Commentary on a free press
Don Tarbet
Catie Dean alertly noticed that the Lewiston Sun Journal had covered the rally
as a huge event, completely ignoring the fact that the only news was the failure
of fingerprinting supporters to attract backing. I went online, checked the
articles (there were
several related articles in which the PTA, etc, statements [the same ones we heard at
the Armory on Feb 10] were transformed into fresh and exciting news).
A sharp exchange of emails followed resulting in my being offered the chance to
write an op-ed piece. I don't know what has been said in that paper, and so am
not the one to do the piece, but in
the interests of time fired off an article. Of
course, in my haste I screwed up a
couple things and had to send in corrections. Given their possible hostility, I don't know
what will happen. Please let us know if the piece appears.
Any time the press takes an advocy position under the guise of straight news
it
bothers me. The importance of a free press to a free society cannot be
overstated. So when the press defines itself more and more as entertainment
as opposed to information, it frightens me. It may be entertaining
to watch beleagured parents, abuse survivors, and all good-souled people struggling
against a vast, cold, intellectual establishment with something to hide whining about
doing a simple little thing to protect our children. Evidently that vision has
more audience appeal than it does to look through the sham,
hysteria and posturing to show a handful of people misinforming the
public in order to achieve political ends. To misquote the Bok, Muir and Trickett
song, "And if you believe in that, why then, pigs can see the wind."
I am not just picking on the Lewiston paper. Their sins were of commission, but
how many sins of ommission were there? How many media representatives decided
that since nobody showed up at the rally, there was no story?
It is a short step from there to the wild misrepresentations of tv programs
on flying saucer abductions, the media hounding of a security guard who had done
nothing but to act well in the Olympic bomb situation, and the circus that always appears
around something like the Columbine shooting, where the story soon quit being
the event itself and became the media feeding frenzy surrounding it.

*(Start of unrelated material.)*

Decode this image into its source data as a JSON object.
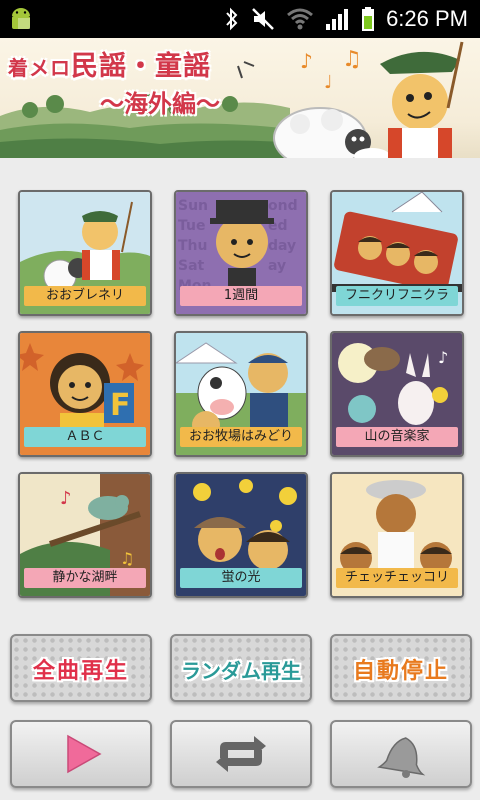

The extreme example of the media 'becoming the news rather than reporting it' is
given by a strip in the Tumbleweeds cartoon series. The flaky editor, bewailing
the lack of real news, is reminded of the old saw that 'Dog bites man is not news;
man bites dog IS news.' He runs from the office to return a few moments later
shouting, "Start the presses! I'll be there with my story as soon as I rinse out
my mouth." When the media go too far in the direction of entertainment over news,
they might as well be biting dogs. And that scares me. As I said, an independent
press informing a concerned public is an essential element of a free society.
Of course, it would be great to be part of a vast, cold, intellectual conspiracy. That
way I'll bet I could get someone to do my typing for me so I wouldn't make so many
mistakes.
Oh, by the way, this has been an editorial. Or had you guessed that already?